The servlet can then get and set values into the HTTP session. The client transaction remains open until either the sync() method is called or the servlet's service() method ends. In either case, the HttpSession object is serialized back onto the BLOB column in the database row, and then the transaction is committed.

This same approach can certainly be taken if your application server vendor does not already implement persistent sessions. Your job just becomes more difficult. You can use the JDBC API to store your serialized objects in BLOB format in any major RDBMS vendor's database. While it is a fairly simple process to serialize your objects and throw them in a BLOB, BLOBs have a tendency to perform poorly. (Note, BLOB performance varies widely from database vendor to database vendor, so your mileage may vary.)

A more difficult but better performing solution would be to use JDBC and SQL to store your sessions in non-BLOB fields. This means that you need to map a database schema to your session data. You could not just serialize your objects. Instead, you would need to write your own marshalling routines to flatten and rehydrate your session data.

An even more exotic solution is to use an object-oriented database to cache your session information. This would make the persistence of your objects somewhat easier. You will probably see some performance benefits to this solution. The downsides to the OODMS approach are in database administration, cost, fault tolerance, and the "political" implications of using a technology that is seen as "nonstandard."

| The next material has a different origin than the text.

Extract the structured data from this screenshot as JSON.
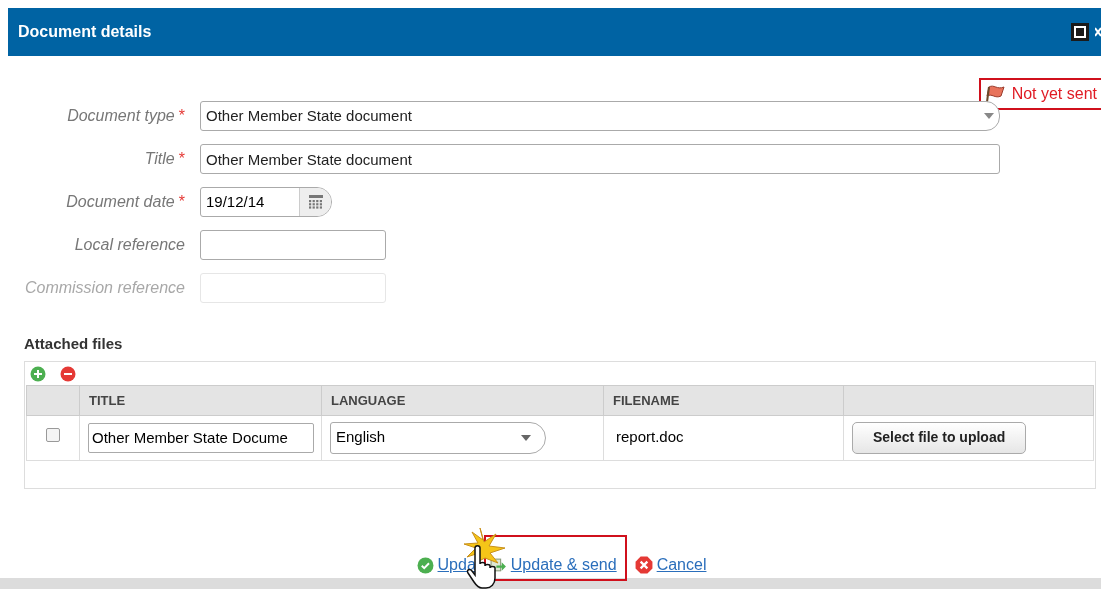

Another option is the use of EJB to store the session state. There are two potential ways to do this. First, you could store the key of an Entity EJB in a cookie or rewritten URL, and then use findByPrimaryKey() to locate the appropriate EJB to retrieve the state. This is probably the best overall option because you get scalability on both ends; for example, if your application server does Work Load Management between EJBs, this works well. This option does not necessarily depend on JDBC, because you could use other data sources to store your session data (e.g., CICS). However, complex session data is more problematic because navigating EJB associations can be expensive.

A second option with EJBs is to store the handle of a stateful session EJB in a cookie or hidden field. This would not entail the database query overhead of the previous solution, but unfortunately, most EJB servers do not provide failover capabilities for stateful session EJBs. In that case, you would need to provide your own code to handle failover, which can easily become complicated and bloated.

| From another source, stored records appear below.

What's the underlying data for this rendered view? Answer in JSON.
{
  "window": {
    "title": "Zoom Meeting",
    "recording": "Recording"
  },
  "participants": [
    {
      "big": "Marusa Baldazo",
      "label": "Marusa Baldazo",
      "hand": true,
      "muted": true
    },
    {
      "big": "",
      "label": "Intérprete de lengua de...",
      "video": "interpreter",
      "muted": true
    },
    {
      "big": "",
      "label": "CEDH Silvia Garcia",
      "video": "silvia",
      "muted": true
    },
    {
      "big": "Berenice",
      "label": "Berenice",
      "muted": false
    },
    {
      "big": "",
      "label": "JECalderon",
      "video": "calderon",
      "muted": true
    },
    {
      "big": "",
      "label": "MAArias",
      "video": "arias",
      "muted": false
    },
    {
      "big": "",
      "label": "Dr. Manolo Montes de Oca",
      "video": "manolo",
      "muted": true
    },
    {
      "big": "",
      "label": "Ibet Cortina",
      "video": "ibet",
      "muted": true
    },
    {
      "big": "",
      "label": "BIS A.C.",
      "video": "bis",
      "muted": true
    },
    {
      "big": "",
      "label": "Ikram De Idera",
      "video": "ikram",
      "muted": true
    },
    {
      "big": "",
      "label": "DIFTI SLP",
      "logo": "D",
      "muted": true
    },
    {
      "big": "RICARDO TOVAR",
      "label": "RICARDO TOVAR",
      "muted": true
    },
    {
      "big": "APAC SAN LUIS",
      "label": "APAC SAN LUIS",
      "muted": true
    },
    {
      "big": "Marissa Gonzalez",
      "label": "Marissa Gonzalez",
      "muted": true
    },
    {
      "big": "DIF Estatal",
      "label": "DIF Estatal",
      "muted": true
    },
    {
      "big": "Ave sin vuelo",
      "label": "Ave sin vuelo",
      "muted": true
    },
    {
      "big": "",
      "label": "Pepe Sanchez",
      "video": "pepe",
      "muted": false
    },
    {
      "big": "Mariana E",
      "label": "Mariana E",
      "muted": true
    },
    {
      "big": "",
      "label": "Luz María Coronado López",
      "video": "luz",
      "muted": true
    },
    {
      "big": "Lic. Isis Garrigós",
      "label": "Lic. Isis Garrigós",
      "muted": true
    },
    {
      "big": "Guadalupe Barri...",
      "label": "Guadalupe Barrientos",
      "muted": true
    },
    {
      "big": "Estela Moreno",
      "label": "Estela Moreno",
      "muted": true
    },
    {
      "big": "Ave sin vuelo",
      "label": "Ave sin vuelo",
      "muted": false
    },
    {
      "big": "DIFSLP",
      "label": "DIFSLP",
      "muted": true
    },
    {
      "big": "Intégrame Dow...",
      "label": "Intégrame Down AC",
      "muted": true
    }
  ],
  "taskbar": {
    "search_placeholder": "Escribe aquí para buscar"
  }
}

So, what have we learned? Table 1 details the different options for handling session state that we have evaluated, and the advantages and disadvantages of each. There is no one best solution to this problem. You have to carefully consider the advantages and disadvantages of each solution and choose the one that is best for your particular problem.

Table 1. Options for handling session state.
Solution Initial Ease of Use Performance Session Size Security Scalability Total Development Time
In-Memory Session Very Easy Very Good Large Good Low Very Short
Hidden Fields Easy Moderate Small Bad High Moderate
Cookies Easy Moderate Small Bad High Moderate
Vendor BLOB Sessions Very Easy Moderate to Poor Large Good High Very Short
Custom BLOB Sessions Moderate Moderate to Poor Large Good Moderate to High Moderate
Custom SQL Marshaled Session Difficult Moderate Large Good Moderate to High Very High
OODBMS Moderate Moderate to Good Large Good Moderate Moderate
EJB Moderate Moderate to Poor Large Good Very High Moderate to High

We would like to thank Patrick LiVecchi of IBM for patiently educating us about the problems of server affinity, and David Williams of IBM WebSphere Services for diving into many of the grimy details of cookies. We would also like to thank Gabe Montero of the IBM WebSphere development team for clearing up issues about session clustering in WebSphere 3.0.

* This assumes your application server implements the Java servlet development kit (JSDK) version 2.0, which most commercial servers (JRun, WebSphere, Weblogics, etc.) do.